In the treatment of solid human tumors, biological therapeutics have also emerged and gained importance for a growing number of cancer forms. In contrast to conventional therapeutics such as chemotherapeutics or radiation, which both impose a high burden on nontumor tissue, the use of biological therapeutics aims at more specific, targeted therapy.
The concept of targeted therapy was facilitated by greater understanding of the biological pathways involved in the pathogenesis of cancer, and subsequently identification of cell surface antigens and bioactive molecules.5
A rather specific, and thus restrictive, expression pattern of these antigens and molecules in human tissue enables locally-focused targeting of antibodies to tumor tissue itself, as well as to nonneoplastic cells and substances relevant for tumor biology.

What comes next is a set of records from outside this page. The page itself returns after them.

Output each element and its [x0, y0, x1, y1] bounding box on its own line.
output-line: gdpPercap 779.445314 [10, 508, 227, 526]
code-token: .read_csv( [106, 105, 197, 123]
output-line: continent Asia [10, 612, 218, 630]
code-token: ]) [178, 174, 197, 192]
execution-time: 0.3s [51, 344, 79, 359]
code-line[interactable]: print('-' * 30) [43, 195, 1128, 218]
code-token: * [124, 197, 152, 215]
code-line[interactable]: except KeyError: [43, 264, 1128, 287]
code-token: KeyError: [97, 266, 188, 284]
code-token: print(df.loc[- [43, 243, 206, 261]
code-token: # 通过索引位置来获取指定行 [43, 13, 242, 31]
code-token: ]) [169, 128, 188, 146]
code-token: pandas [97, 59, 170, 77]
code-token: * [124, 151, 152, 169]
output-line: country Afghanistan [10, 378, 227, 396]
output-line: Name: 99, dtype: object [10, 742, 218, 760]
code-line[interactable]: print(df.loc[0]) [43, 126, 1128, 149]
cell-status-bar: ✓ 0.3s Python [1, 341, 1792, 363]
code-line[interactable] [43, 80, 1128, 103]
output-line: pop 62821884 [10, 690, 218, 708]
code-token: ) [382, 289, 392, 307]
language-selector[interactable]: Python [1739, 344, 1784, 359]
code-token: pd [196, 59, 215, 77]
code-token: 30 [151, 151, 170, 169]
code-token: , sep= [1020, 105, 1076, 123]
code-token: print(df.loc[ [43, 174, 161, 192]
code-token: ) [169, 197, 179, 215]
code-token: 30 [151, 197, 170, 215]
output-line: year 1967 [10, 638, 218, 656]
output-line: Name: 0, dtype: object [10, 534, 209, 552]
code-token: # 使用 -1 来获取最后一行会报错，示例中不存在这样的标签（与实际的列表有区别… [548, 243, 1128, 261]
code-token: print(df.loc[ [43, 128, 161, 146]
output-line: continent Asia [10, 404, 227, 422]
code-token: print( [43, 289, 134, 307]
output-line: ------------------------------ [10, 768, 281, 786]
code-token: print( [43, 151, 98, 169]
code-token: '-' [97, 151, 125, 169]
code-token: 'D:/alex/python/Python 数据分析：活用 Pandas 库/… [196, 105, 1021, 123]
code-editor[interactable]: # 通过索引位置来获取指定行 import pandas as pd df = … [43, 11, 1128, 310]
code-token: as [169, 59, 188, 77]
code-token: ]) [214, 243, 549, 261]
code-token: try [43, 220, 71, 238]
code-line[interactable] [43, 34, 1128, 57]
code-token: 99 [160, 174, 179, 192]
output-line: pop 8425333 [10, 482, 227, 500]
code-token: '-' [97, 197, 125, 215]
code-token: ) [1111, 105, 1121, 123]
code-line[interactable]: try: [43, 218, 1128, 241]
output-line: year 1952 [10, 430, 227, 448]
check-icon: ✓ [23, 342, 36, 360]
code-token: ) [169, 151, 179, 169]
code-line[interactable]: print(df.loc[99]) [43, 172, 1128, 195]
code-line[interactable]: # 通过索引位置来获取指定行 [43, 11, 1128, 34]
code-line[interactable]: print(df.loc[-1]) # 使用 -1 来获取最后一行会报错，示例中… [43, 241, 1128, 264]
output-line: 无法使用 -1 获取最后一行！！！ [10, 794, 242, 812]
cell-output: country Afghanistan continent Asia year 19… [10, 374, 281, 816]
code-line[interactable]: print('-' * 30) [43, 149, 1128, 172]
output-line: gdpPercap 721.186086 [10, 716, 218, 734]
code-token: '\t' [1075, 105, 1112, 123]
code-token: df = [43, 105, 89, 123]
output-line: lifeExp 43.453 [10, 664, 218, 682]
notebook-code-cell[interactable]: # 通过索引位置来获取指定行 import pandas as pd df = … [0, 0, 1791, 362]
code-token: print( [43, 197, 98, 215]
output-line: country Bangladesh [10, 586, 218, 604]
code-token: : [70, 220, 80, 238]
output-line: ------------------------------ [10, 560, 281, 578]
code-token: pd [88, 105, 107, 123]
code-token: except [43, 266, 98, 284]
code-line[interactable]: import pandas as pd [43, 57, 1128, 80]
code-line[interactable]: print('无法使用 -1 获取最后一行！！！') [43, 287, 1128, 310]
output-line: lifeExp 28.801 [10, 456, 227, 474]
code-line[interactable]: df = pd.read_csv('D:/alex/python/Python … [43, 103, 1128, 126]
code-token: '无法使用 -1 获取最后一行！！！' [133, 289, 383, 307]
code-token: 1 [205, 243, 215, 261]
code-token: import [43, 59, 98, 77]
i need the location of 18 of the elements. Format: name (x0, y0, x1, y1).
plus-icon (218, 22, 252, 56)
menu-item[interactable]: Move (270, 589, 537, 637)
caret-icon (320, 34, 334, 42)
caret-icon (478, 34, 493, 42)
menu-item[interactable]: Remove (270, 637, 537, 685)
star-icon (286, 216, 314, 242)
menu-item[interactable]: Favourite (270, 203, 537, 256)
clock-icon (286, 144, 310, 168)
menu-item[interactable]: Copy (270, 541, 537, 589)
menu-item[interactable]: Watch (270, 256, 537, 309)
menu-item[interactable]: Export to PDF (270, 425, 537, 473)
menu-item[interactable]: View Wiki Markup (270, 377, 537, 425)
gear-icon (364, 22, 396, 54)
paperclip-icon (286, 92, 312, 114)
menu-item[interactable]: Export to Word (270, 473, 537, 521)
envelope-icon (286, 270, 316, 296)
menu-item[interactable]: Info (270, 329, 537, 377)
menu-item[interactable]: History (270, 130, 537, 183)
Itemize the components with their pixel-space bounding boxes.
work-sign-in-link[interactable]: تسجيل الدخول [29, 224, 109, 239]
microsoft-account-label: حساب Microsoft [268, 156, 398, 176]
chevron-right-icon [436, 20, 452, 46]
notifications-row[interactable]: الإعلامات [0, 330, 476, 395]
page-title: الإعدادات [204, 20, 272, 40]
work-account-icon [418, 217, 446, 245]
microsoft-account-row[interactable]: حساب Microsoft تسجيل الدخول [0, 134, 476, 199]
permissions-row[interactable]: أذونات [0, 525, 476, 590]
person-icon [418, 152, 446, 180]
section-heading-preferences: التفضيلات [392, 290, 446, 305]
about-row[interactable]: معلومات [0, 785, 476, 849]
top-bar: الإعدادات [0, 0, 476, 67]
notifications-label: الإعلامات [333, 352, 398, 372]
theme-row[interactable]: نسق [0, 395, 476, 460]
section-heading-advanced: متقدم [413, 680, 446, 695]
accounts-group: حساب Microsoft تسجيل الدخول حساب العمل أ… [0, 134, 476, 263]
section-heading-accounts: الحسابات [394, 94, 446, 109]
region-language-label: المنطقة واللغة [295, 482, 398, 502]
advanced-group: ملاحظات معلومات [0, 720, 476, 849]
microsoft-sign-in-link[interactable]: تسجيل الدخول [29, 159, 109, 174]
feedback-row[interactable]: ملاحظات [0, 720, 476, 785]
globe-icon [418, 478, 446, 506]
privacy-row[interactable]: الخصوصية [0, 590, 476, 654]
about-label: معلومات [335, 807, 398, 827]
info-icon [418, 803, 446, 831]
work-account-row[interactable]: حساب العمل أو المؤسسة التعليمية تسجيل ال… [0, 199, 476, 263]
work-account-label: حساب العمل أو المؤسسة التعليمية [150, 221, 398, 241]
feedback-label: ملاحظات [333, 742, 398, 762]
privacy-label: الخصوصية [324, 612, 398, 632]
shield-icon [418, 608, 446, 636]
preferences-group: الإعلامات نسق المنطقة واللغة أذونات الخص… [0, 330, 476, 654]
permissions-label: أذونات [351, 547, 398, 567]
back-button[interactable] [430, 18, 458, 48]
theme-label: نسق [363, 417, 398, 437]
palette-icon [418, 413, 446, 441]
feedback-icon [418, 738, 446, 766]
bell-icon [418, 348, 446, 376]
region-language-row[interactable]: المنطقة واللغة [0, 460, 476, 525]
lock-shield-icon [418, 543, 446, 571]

The introduction of mAbs in tumor therapy had a significant impact on pathological processes, particularly malignancies of solid and hematological origin. In particular, the use of mAbs has been established as mono, combination, first- and second-line, as well as palliative therapies. Their selectivity and specificity, unique pharmacokinetics, and ability to engage and activate the immune system differentiate these biologics from other small molecule anticancer drugs.
This review summarizes the currently established biological therapeutics for treating solid tumors, with emphasis on the mAbs that have been approved by the United States Food and Drug Administration (FDA) for clinical use, as well as ongoing phase III studies and current Fc fusion proteins as of June 2011. Furthermore, the focus is on the targeted proteins and observed treatment effects associated with each antibody, the registration trials for their approved indications, and new emerging indications.